Graham Von Carlowitz, Editorial Editor

Watching the culmination of the World Series the other day, I couldn’t help but think of one of the funnier humans in my memory, Chris Farley. Once upon a time, the overweight comedian played in an SNL skit, portraying a Chicago Super Fan Todd O’Connor. At a roundtable discussion and/or feast featuring bottomless Polish sausage and beer, he and his Super Fan counterparts would discuss how great the city of Chicago was, specifically talking up the Bears and Bulls (or “Da Bears” and “Da Bulls”), the city’s two unbeatable franchises.

The episode I remember best featured “Da Air Man,” Michael Jordan, who joined the table to discuss how many championships his Bulls would win, although his presence was diminished by the hilarity of Big Man Farley. After the character Bob Swerski posed a seemingly unanswerable question of who would win in a fight, Bears coach Mike Ditka or a hurricane named Ditka, Farley stole the scene, enduring a routine heart attack.

“Now how many heart attacks is that for you, Tom?” Bob asked after Farley quit pounding his chest.

“That makes a baker’s dozen for me,” Farley retorted, fully recovered and ready for more Bears and Bulls talk.

If you haven’t seen the skit, then I just don’t know what the Internet is for anymore. It’s great.

Anyhow, the reason this scene was singed into my memory and playing back during Game 7 should be quite clear to anyone who watched the game. As a Cleveland fan, it was my duty to watch the game to the last out. That meant enduring a half-dozen micro-heart attacks throughout the game, which coincided with, for baseball’s standards, rapid shifts of momentum and fates. And, as a Cleveland fan, I couldn’t have asked for more.

Growing up in northeast Ohio, Cleveland fans are given leeway to select alternative teams to root for in the postseason. It’s fun for a while, but even if those alternative teams raise a trophy in the end, a fan like me is left shrugging, saying, “Whelp, that must be fun for those fans in that city. Good for them.”

But all the self-pity and “maybe next year” talk fizzled out in June, when the Cavs won the NBA Finals (that gives me shivers). Sure, the title of “defending champs” might well dissolve next June and never again apply to the city of Cleveland, but the way I look at it, the satisfaction of one year can last a lifetime. Literally. How else could my fellow Cleveland fans have survived the 52-year championship drought?

I don’t hold anything against the Cubs for stealing a second championship parade from Cleveland, and I certainly don’t mind the hope they provided us in giving Cleveland a chance to win it all — ‘twas a cruel joke, but one I can now laugh at.

One championship is enough for me, at least for the next 52 years.
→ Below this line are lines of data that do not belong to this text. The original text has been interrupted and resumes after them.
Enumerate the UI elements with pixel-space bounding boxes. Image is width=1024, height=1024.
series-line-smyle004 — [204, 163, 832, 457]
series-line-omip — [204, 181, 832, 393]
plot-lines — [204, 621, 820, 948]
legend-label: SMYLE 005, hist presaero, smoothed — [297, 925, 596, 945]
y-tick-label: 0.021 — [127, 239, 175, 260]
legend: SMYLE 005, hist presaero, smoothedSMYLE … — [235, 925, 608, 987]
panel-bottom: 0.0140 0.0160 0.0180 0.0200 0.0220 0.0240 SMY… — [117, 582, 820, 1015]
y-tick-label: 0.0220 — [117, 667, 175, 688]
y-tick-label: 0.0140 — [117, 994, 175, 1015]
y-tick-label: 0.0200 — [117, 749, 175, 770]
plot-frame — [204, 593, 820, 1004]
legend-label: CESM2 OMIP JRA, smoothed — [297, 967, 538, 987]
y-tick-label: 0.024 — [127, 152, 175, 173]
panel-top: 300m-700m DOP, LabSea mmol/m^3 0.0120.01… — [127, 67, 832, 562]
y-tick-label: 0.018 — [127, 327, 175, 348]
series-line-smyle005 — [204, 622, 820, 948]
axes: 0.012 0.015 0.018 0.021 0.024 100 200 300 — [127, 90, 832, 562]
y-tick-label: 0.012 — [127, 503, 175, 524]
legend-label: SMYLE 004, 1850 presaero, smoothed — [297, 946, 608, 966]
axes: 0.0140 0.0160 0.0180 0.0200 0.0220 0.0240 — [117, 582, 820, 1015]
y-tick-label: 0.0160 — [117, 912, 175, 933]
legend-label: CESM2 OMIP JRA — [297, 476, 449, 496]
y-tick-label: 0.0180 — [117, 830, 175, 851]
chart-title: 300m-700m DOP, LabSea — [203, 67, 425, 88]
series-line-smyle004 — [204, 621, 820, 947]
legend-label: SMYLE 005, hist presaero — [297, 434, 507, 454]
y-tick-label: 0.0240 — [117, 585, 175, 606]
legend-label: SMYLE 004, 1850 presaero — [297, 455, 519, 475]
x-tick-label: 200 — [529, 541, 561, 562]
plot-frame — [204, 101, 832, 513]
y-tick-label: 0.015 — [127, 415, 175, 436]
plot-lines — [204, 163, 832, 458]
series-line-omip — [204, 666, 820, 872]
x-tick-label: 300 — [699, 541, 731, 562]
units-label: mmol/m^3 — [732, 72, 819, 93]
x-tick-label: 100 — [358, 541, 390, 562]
That doesn’t mean I will give up hope or stop cheering and bragging that LeBron James was born an hour or so from where I was. It just means I won’t break any windows or karate chop tables in uncontrolled rage when something like Game 7 happens again, because it will.

But if Chris Farley’s fictional character can survive 13 heart attacks, I can survive a few more, too.